米国のペリー艦隊が浦賀に来航した1853年からサンフランシスコ平和条約が結ばれた1951年までの約100年間を「明治維新と立憲政治」「第二次世界大戦と日本」など6時代に区分。各時代の出来事を「国内の動き」「外交」「戦争・軍事」「世界の動き」の4つに分け、年表形式で一覧できるようにした。年表上で調べたい項目をクリックすると、詳しい解説が表示される。

例えば1854年の「日米和親条約」をクリックすると、「日本が西洋諸国と結んだ初の条約」といった解説文、条約の原資料画像などが閲覧できる。手書きの難読資料には同じ文章の活字テキストを併せて掲載した。

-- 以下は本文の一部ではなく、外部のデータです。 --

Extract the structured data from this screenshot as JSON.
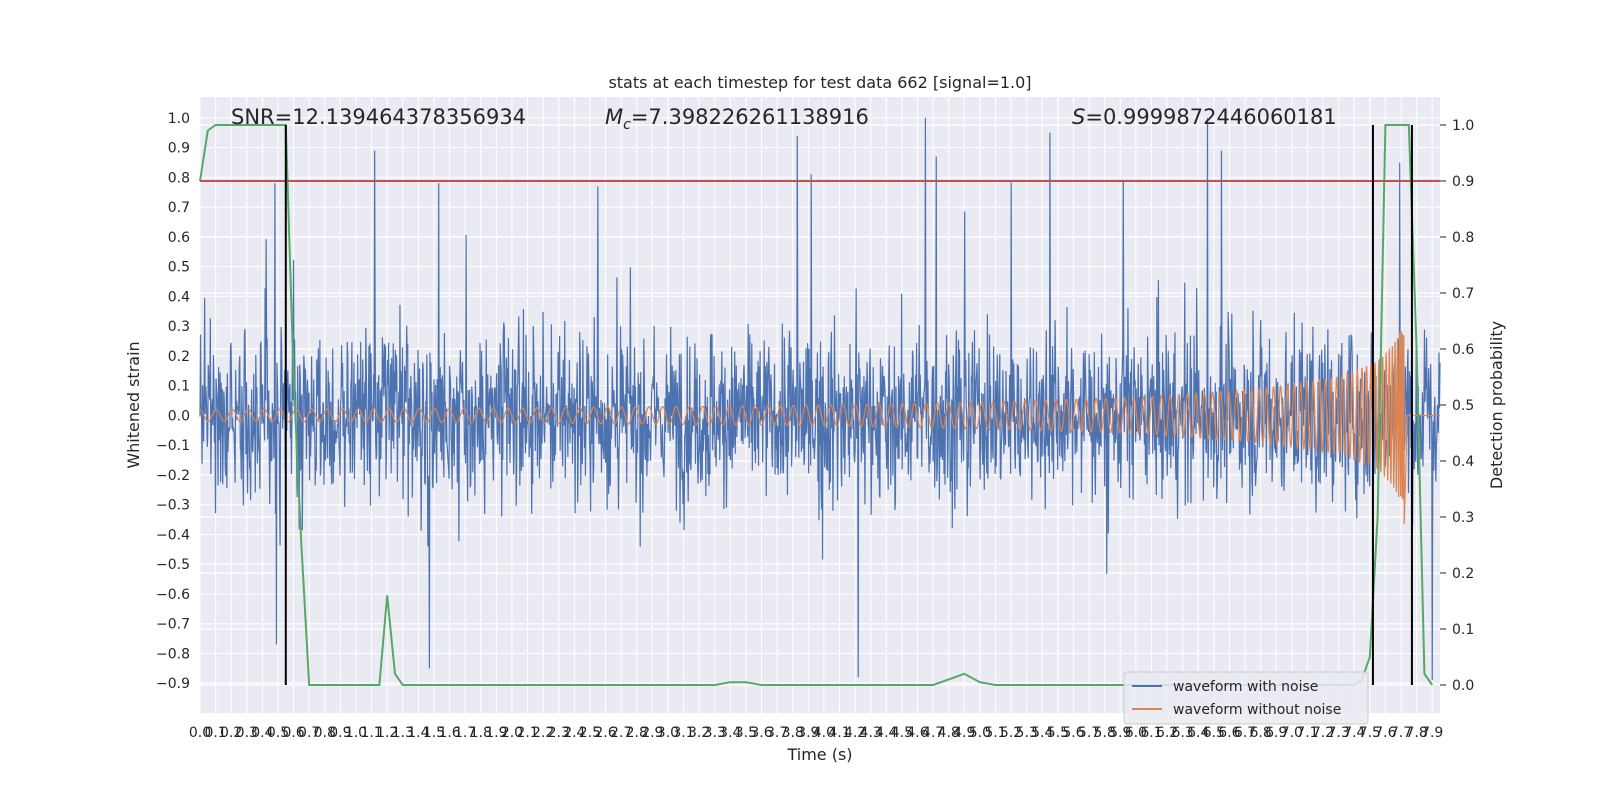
{
  "chart_data": {
    "type": "line",
    "title": "stats at each timestep for test data 662 [signal=1.0]",
    "xlabel": "Time (s)",
    "ylabel_left": "Whitened strain",
    "ylabel_right": "Detection probability",
    "xlim": [
      0.0,
      7.95
    ],
    "ylim_left": [
      -1.0,
      1.07
    ],
    "ylim_right": [
      -0.05,
      1.05
    ],
    "grid": true,
    "legend_position": "bottom-right",
    "x_ticks": [
      "0.0",
      "0.1",
      "0.2",
      "0.3",
      "0.4",
      "0.5",
      "0.6",
      "0.7",
      "0.8",
      "0.9",
      "1.0",
      "1.1",
      "1.2",
      "1.3",
      "1.4",
      "1.5",
      "1.6",
      "1.7",
      "1.8",
      "1.9",
      "2.0",
      "2.1",
      "2.2",
      "2.3",
      "2.4",
      "2.5",
      "2.6",
      "2.7",
      "2.8",
      "2.9",
      "3.0",
      "3.1",
      "3.2",
      "3.3",
      "3.4",
      "3.5",
      "3.6",
      "3.7",
      "3.8",
      "3.9",
      "4.0",
      "4.1",
      "4.2",
      "4.3",
      "4.4",
      "4.5",
      "4.6",
      "4.7",
      "4.8",
      "4.9",
      "5.0",
      "5.1",
      "5.2",
      "5.3",
      "5.4",
      "5.5",
      "5.6",
      "5.7",
      "5.8",
      "5.9",
      "6.0",
      "6.1",
      "6.2",
      "6.3",
      "6.4",
      "6.5",
      "6.6",
      "6.7",
      "6.8",
      "6.9",
      "7.0",
      "7.1",
      "7.2",
      "7.3",
      "7.4",
      "7.5",
      "7.6",
      "7.7",
      "7.8",
      "7.9"
    ],
    "y_ticks_left": [
      "-0.9",
      "-0.8",
      "-0.7",
      "-0.6",
      "-0.5",
      "-0.4",
      "-0.3",
      "-0.2",
      "-0.1",
      "0.0",
      "0.1",
      "0.2",
      "0.3",
      "0.4",
      "0.5",
      "0.6",
      "0.7",
      "0.8",
      "0.9",
      "1.0"
    ],
    "y_ticks_right": [
      "0.0",
      "0.1",
      "0.2",
      "0.3",
      "0.4",
      "0.5",
      "0.6",
      "0.7",
      "0.8",
      "0.9",
      "1.0"
    ],
    "annotations": {
      "snr": "SNR=12.139464378356934",
      "mc_symbol": "M",
      "mc_sub": "c",
      "mc_value": "=7.398226261138916",
      "s_symbol": "S",
      "s_value": "=0.9999872446060181"
    },
    "threshold": {
      "axis": "right",
      "value": 0.9,
      "color": "#c44e52"
    },
    "vertical_lines": [
      0.55,
      7.52,
      7.77
    ],
    "series": [
      {
        "name": "waveform with noise",
        "axis": "left",
        "color": "#4c72b0",
        "note": "whitened strain noise, dense oscillation within approx. -0.6..0.6 with peaks",
        "peaks": [
          {
            "x": 0.48,
            "y": 0.78
          },
          {
            "x": 1.12,
            "y": 0.89
          },
          {
            "x": 1.53,
            "y": 0.78
          },
          {
            "x": 2.55,
            "y": 0.77
          },
          {
            "x": 3.83,
            "y": 0.94
          },
          {
            "x": 3.92,
            "y": 0.81
          },
          {
            "x": 4.65,
            "y": 1.0
          },
          {
            "x": 4.72,
            "y": 0.87
          },
          {
            "x": 5.45,
            "y": 0.95
          },
          {
            "x": 5.92,
            "y": 0.79
          },
          {
            "x": 6.46,
            "y": 1.0
          },
          {
            "x": 6.55,
            "y": 0.89
          },
          {
            "x": 7.69,
            "y": 0.85
          },
          {
            "x": 0.49,
            "y": -0.77
          },
          {
            "x": 1.47,
            "y": -0.85
          },
          {
            "x": 4.22,
            "y": -0.88
          },
          {
            "x": 7.9,
            "y": -0.89
          }
        ]
      },
      {
        "name": "waveform without noise",
        "axis": "left",
        "color": "#dd8452",
        "note": "inspiral chirp: amplitude grows from ~0.02 to ~0.3 with rising frequency, merger near 7.72 s then zero",
        "envelope": [
          {
            "x": 0.0,
            "a": 0.02
          },
          {
            "x": 2.0,
            "a": 0.025
          },
          {
            "x": 4.0,
            "a": 0.035
          },
          {
            "x": 5.0,
            "a": 0.045
          },
          {
            "x": 6.0,
            "a": 0.06
          },
          {
            "x": 6.8,
            "a": 0.09
          },
          {
            "x": 7.3,
            "a": 0.13
          },
          {
            "x": 7.55,
            "a": 0.18
          },
          {
            "x": 7.65,
            "a": 0.24
          },
          {
            "x": 7.71,
            "a": 0.3
          }
        ],
        "merger_time": 7.72
      },
      {
        "name": "detection probability",
        "axis": "right",
        "color": "#55a868",
        "x": [
          0.0,
          0.05,
          0.1,
          0.2,
          0.3,
          0.4,
          0.5,
          0.55,
          0.6,
          0.65,
          0.7,
          0.8,
          0.9,
          1.0,
          1.1,
          1.15,
          1.2,
          1.25,
          1.3,
          1.4,
          1.5,
          2.0,
          2.5,
          3.0,
          3.3,
          3.4,
          3.5,
          3.6,
          4.0,
          4.5,
          4.7,
          4.8,
          4.9,
          5.0,
          5.1,
          5.5,
          6.0,
          6.5,
          7.0,
          7.3,
          7.4,
          7.45,
          7.5,
          7.55,
          7.6,
          7.65,
          7.7,
          7.75,
          7.8,
          7.85,
          7.9
        ],
        "y": [
          0.9,
          0.99,
          1.0,
          1.0,
          1.0,
          1.0,
          1.0,
          1.0,
          0.55,
          0.25,
          0.0,
          0.0,
          0.0,
          0.0,
          0.0,
          0.0,
          0.16,
          0.02,
          0.0,
          0.0,
          0.0,
          0.0,
          0.0,
          0.0,
          0.0,
          0.005,
          0.005,
          0.0,
          0.0,
          0.0,
          0.0,
          0.01,
          0.02,
          0.005,
          0.0,
          0.0,
          0.0,
          0.0,
          0.0,
          0.0,
          0.0,
          0.01,
          0.05,
          0.3,
          1.0,
          1.0,
          1.0,
          1.0,
          0.6,
          0.02,
          0.0
        ]
      }
    ],
    "legend": [
      {
        "label": "waveform with noise",
        "color": "#4c72b0"
      },
      {
        "label": "waveform without noise",
        "color": "#dd8452"
      }
    ]
  }
}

利用者が能動的に歴史を学べるように、関連語のリンクも充実させた。ページの行き止まりをつくらず、用語から用語へと好奇心に従って歴史を学ぶことができるという。学界では定説だが、現行の教科書には反映されていない史実や解釈も紹介。例えば、「王政復古の大号令」は近年では「王政復古政変(クーデター)」と呼ばれることが多くなっているという。

掲載されたデジタル資料の約7割は著作物利用許諾申請の必要が無く、教員が授業で二次利用しやすい特徴も備える。センターでは今後、300語に単語数を増やし、年代も1970年代まで広げていく考え。担当の浅井良亮氏は「まだまだ充実させる余地があるコンテンツだ」と話している。